La fiducia tradita

Il richiamo più forte lo ha fatto Sergio Mattarella: "Non dobbiamo mai smettere di chiederci cosa possiamo fare di più per aprire le porte ai giovani e sottrarli al rischio di marginalità"

Milano, 3 dicembre 2017 - Il richiamo più forte lo ha fatto Sergio Mattarella: «Non dobbiamo mai smettere di chiederci cosa possiamo fare di più per aprire le porte ai giovani e sottrarli al rischio di marginalità». Poi è sceso in campo il Governo: le risorse per il lavoro dei giovani sono al primo punto della nuova legge di bilancio. Con le elezioni politiche alle porte tutti, improvvisamente, si ricordano dei giovani. Però misure per favorire le assunzioni non ci sono e la politica non dà certo il buon esempio. Tra i nomi che girano in vista delle politiche mancano proprio quelli dei giovani. E che percorso c’è per chi volesse candidarsi? Nessuno. Se la politica usa i giovani solo per lusingarli nell’anno preelettorale, salvo poi dimenticarsi di loro nella sostanza, difficile che la situazione cambi. Quello che emerge, ancora una volta, è l’ipocrisia della politica, e il peso della gerontocrazia che affligge il Paese. La questione giovanile è un fatto culturale. Ed è da qui che si dovrebbe partire

Innanzitutto perfezionando e ammodernando i percorsi scolastici, per favorire così un rapido accesso dei giovani al mercato del lavoro. All’estero, in Paesi anche vicini a noi, c’è un legame stretto tra la scuola e i tirocini. Specie, poi, se dal mondo delle scuole superiori si passa al livello delle Università. Urgente anche una defiscalizzazione delle assunzioni di giovani e neolaureati. In politica, invece, auspicabile l’introduzione del limite dei mandati. Sarebbe bene evitare di essere candidabili per più di due volte. Irrinunciabile, poi, la messa a punto di un meccanismo per la selezione dei candidati e dei curricula anche per posti di sottogoverno (società partecipate incluse) oggi appannaggio quasi esclusivo di riciclati e dinosauri della politica. Tante le cose che si possono fare concretamente.

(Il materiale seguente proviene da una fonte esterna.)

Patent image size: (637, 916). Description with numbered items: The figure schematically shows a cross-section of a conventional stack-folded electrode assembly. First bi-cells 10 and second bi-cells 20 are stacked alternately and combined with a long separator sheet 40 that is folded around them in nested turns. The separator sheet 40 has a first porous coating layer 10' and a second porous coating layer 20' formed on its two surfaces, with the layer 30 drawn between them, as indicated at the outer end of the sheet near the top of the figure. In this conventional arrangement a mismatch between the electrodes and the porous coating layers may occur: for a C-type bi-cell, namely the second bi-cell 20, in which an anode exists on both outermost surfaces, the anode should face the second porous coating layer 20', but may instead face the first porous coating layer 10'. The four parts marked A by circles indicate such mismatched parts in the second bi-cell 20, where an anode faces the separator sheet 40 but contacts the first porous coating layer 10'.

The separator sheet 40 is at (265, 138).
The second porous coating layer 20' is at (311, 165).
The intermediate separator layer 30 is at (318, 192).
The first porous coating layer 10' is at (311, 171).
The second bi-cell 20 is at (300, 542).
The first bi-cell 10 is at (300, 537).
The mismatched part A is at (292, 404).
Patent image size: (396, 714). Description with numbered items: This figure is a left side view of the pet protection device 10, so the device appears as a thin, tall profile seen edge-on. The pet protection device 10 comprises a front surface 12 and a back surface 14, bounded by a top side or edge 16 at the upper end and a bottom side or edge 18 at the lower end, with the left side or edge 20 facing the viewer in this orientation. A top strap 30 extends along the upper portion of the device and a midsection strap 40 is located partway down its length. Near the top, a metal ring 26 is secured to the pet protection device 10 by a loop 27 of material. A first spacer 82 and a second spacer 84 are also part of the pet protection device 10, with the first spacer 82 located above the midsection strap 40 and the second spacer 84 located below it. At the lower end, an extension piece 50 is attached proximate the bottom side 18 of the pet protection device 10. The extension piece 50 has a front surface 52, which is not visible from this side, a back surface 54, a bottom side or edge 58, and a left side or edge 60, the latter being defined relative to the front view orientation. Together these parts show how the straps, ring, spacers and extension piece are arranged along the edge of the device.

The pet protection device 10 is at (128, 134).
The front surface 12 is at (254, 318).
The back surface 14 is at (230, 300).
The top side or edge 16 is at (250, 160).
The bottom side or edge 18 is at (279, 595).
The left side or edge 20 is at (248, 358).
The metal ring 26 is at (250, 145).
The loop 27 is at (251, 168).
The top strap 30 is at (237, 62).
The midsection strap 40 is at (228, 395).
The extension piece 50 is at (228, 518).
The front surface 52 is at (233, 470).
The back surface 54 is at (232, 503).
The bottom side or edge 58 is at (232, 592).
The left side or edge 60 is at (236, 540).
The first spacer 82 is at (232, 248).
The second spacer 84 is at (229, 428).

La svolta promessa, al momento, sa tanto di demagogia. C’è una generazione che ha pagato davvero, a partire dal 2008, il costo della crisi. L’ha detto anche il Capo dello Stato, l’altro giorno: «Sono i nostri giovani ad averne pagato in misura maggiore il prezzo». Più che le parole, dunque, servono interventi strutturali, almeno se si vuole davvero invertire la tendenza. Non siamo mai stati convinti che il dato puramente anagrafico dovesse diventare un criterio di giudizio sociale. Tuttavia in una situazione emergenziale come quella attuale, in cui le nuove generazioni fanno davvero fatica a trovare nel nostro paese concrete opportunità di realizzazione, riteniamo si debbano varare incisive strategie di rilancio nell’universo giovani. Non è una questione di categorie o di principio: non è piu tollerabile che laureati a pieni voti, o addirittura con master e business school alle spalle, siano costretti ad andare all’estero per vedere riconosciuti i loro sforzi.